Boundary condition of limiting friction in continuum mechanics

[hunt_mat]

TL;DR Summary

What is the correct boundary condition for limiting friction?

Suppose I have a block of deformable material on a rough surface. I want to have the boundary condition for the stress tensor that takes into account of friction. If the mass of my block is $m$, and of density $\rho$ and the coefficient of friction is $\mu$ as well as gravity $g$. The resultant force is given by $R=mg=\rho gdV$, so the frictional force per unit mass is [itex]\mu\rho g$. Linking to the tangential part of the stress tensor, this yields: $$\hat{\mathbf{n}}\cdot\boldsymbol{\sigma}\cdot\hat{\mathbf{t}}=\mu\rho g$$

Does this reasoning seem okay?

 

[anuttarasammyak]

I assume that force per area or pressure on the surface matters but I do not find it in your formula where volume matters.

 

[hunt_mat]

Pressure is part of the stress tensor.

 

[anuttarasammyak]

Yea, but I mentioned about RHS $\mu \rho g$ which has physical dimension of ML^-2 T^-2 force per volume.

 

[hunt_mat]

Surely that's correct, as when you use this as a boundary condition, you require the force per unit volume in 3D. Navier's equations in differential form require force per unit volume. That was my thinking here.

 

[anuttarasammyak]

Your LHS and RHS have same dimension ?

 

[Chestermiller]

The $\rho g$ is not present in the boundary condition; it is only in the stress-equilibrium differential equation.
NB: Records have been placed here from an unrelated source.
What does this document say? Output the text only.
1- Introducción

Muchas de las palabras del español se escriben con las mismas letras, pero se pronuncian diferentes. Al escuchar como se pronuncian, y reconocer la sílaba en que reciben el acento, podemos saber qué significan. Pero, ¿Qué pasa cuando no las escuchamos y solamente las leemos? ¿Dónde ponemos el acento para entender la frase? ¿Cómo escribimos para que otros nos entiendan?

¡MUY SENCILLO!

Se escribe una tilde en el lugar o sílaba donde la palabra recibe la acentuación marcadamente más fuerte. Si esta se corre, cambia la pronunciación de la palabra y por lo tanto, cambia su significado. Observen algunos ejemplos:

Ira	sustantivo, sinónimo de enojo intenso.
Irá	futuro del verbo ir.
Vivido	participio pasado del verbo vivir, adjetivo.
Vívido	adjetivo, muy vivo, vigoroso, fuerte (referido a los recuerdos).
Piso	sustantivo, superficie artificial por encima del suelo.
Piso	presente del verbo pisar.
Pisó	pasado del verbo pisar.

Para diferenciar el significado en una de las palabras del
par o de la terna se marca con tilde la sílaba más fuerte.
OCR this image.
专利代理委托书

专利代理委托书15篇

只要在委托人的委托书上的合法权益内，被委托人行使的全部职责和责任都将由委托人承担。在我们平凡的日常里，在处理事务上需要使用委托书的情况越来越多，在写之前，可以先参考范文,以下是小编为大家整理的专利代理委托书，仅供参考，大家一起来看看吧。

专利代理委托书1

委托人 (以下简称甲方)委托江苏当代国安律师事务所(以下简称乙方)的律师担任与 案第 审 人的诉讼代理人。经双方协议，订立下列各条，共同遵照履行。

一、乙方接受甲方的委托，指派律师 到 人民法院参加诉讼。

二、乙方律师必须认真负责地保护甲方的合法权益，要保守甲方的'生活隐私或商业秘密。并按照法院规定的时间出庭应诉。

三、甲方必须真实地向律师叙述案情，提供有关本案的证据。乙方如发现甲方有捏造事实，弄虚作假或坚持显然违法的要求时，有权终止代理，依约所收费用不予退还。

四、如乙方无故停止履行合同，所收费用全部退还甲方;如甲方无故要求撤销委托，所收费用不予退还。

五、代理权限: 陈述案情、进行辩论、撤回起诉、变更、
If the usual convention is followed, where tensile stresses are considered positive, then $-n \centerdot \sigma \centerdot n$ is the normal compressive stress exerted by the surface on the block.

 

[hunt_mat]

Your LHS and RHS have same dimension ?

I'm pretty sure they are. I thought about this. The differential equation uses per unit volume. This is the RHS.

 

[hunt_mat]

The $\rho g$ is not present in the boundary condition; it is only in the stress-equilibrium differential equation.

If the usual convention is followed, where tensile stresses are considered positive, then $-n \centerdot \sigma \centerdot n$ is the normal compressive stress exerted by the surface on the block.

I think that $\hat{\mathbf{n}}\cdot\boldsymbol{\sigma}\cdot\hat{\mathbf{t}}$ is the correct component for the frictional force here. One can also generalise this slightly by the equation:
$$\hat{\mathbf{n}}\cdot\boldsymbol{\sigma}-(\hat{\mathbf{n}}\cdot\boldsymbol{\sigma}\cdot\hat{\mathbf{n}})\hat{\mathbf{n}}=f(|\mathbf{u}|)\hat{\mathbf{u}}$$
The motion is very slight, so static friction should be a good approximation I think.

 

[Frabjous]

On the boundary, I would expect to see something like
$\sigma_{shear}\leq\mu\sigma_{normal}$
So you are making approximations on the rhs.
Friction opposes motion, so there is also going to be a need for some additional logic to determine which direction the shear points. There is also going to be a need for logic to handle the inequality.

 

[hunt_mat]

On the boundary, I would expect to see something like
$\sigma_{shear}\leq\mu\sigma_{normal}$
So you are making approximations on the rhs.
Friction opposes motion, so there is also going to be a need for some additional logic to determine which direction the shear points. There is also going to be a need for logic to handle the inequality.

Friction will oppose motion obviously. I am making an approximation; that approximation is that the velocity is small enough that static friction will be enough to accurately capture this. I did explain that it was limiting friction.

 

[Frabjous]

Friction will oppose motion obviously. I am making an approximation; that approximation is that the velocity is small enough that static friction will be enough to accurately capture this. I did explain that it was limiting friction.

What happens if you double the height of the block?

 

[Chestermiller]

What happens if you double the height of the block?

It doesn’t change the boundary condition expression.

 

[hunt_mat]

What happens if you double the height of the block?

It's scaled with volume.

 

[Frabjous]

If you double the height of the block, you double it’s mass. One would expect the friction to increase. This is not reflected in $\mu\rho g$.

 

[hunt_mat]

It's scaled with volume. The governing equations are per unit volume.

 

[Chestermiller]

It's scaled with volume. The governing equations are per unit volume.

Not the boundary conditions.

 

[hunt_mat]

Not the boundary conditions.

The boundary conditions have to fit the governing equations. So I don't understand what you're saying here.

 

[Chestermiller]

The boundary conditions have to fit the governing equations. So I don't understand what you're saying here.

The boundary conditions are per. unit area, not unit volume.